For exam question #3…


I’m giving my students a take-home exam tomorrow, and one of the questions references this paper:

Stoleru D, Peng Y, Agosta J, Rosbash M (2004) Coupled oscillators control morning and evening locomotor behaviour of Drosophila. Nature 431:862-868.

I’m just providing the link here to simplify finding the paper — if you aren’t in my neuro class, you can ignore this.

Comments

  1. says

    I can? Apparently with the repeated twice daily checks of your site, and RSS feed to my Google Page… I don’t think I can. Adding the fact that I’ve now commented it seem remarkably impossible to ignore.

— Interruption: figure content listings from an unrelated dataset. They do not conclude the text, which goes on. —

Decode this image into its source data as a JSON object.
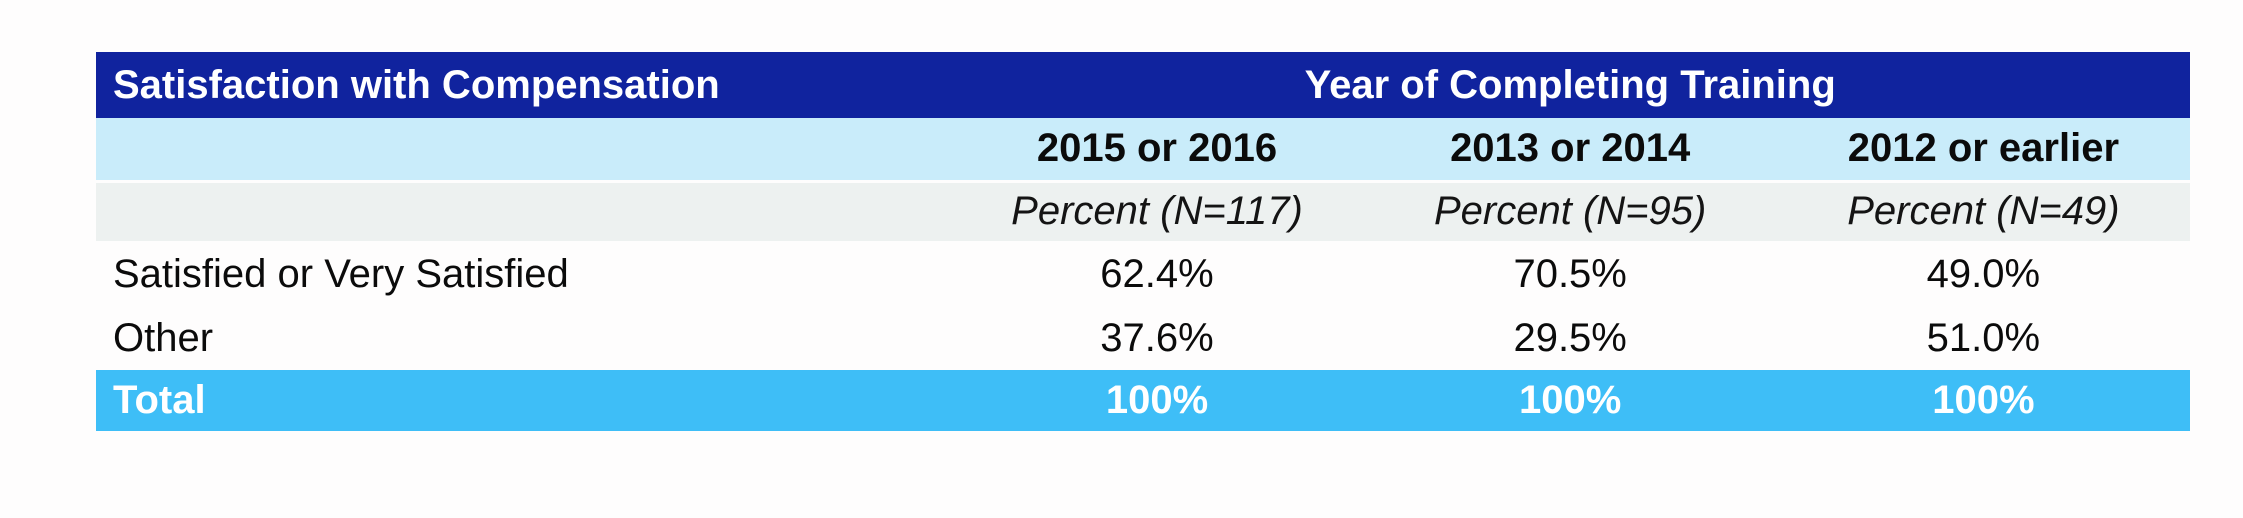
{
  "table": {
    "header": {
      "row_dimension_label": "Satisfaction with Compensation",
      "column_group_label": "Year of Completing Training"
    },
    "year_columns": [
      "2015 or 2016",
      "2013 or 2014",
      "2012 or earlier"
    ],
    "n_labels": [
      "Percent (N=117)",
      "Percent (N=95)",
      "Percent (N=49)"
    ],
    "rows": [
      {
        "label": "Satisfied or Very Satisfied",
        "values": [
          "62.4%",
          "70.5%",
          "49.0%"
        ]
      },
      {
        "label": "Other",
        "values": [
          "37.6%",
          "29.5%",
          "51.0%"
        ]
      }
    ],
    "total": {
      "label": "Total",
      "values": [
        "100%",
        "100%",
        "100%"
      ]
    }
  },
  "colors": {
    "header_bg": "#10239E",
    "year_row_bg": "#C9ECFA",
    "n_row_bg": "#EDF1F0",
    "total_row_bg": "#3EBEF7",
    "header_text": "#FFFFFF",
    "body_text": "#0B0B0B"
  },
  "chart_data": {
    "type": "table",
    "row_dimension": "Satisfaction with Compensation",
    "column_group": "Year of Completing Training",
    "columns": [
      "2015 or 2016",
      "2013 or 2014",
      "2012 or earlier"
    ],
    "sample_sizes": [
      117,
      95,
      49
    ],
    "value_unit": "percent",
    "rows": [
      {
        "label": "Satisfied or Very Satisfied",
        "values": [
          62.4,
          70.5,
          49.0
        ]
      },
      {
        "label": "Other",
        "values": [
          37.6,
          29.5,
          51.0
        ]
      },
      {
        "label": "Total",
        "values": [
          100,
          100,
          100
        ]
      }
    ]
  }
}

    You may? Eh, sounds a bit like giving people permission.
    *shrug*

    Good luck on the test students.

  2. Bride of Shrek says

    You’re telling us to ignore this? I never did take well to being told not to do something. Yes, I’m the person who touches the “Don’t Touch, Wet Paint” sign to check. There’s always one in a crowd.

  3. says

    I study coupled oscillators. Maybe there’d be something interesting in there. Since you haven’t given the exam yet, you can’t really answer this question, but when you can answer: what’s the exam question about?

  4. says

    The link goes through a UMM proxy server, I’m sorry to say, so unless you’ve got a university password or are accessing it directly from a campus IP address, you aren’t going to get through.

    If you’ve got Nature access, though, this one will work.

  5. katie says

    Can you post the exam question by any chance? I need something other than multivariate stats to think about…

  6. Bride of Shrek says

    Well just give us your password then PZ. I promise we’ll all keep it confidential ;-)

  7. says

    Did I just read that right? The same professor that was such a hard-ass about extra-credit just gave a take home exam?

    :-)

    Man, I loved take home exams!

  8. Falyne says

    Cfeagans,

    Mayyyyyyyybe. In-class exams are pains due to how you have to remember everything and write within the time alotted. Take-homes are nicer on the can-look-things-up and lack-of-hand-cramp fronts, buuuuut… Profs can expect that you do more, and better. Evil profs expect a LOT more and a LOT better. :-(

  9. says

    Kids, don’t listen to this guy, it’s a trick question. Everybody in the field knows that the circadian rhythm of drosophila is controlled by the resonance of light with the outer wing tip. There’s even evidence for this in the paper that the authors conveniently ignore.

    Or maybe I just gave away the answer…oops.

  10. Stephen Wells says

    “Resonance of light with the outer wing tip?” I think you’re bluffing the poor impressionable students :) as I checked your blog and you seem otherwise mostly sane.

    Or feel free to explain otherwise?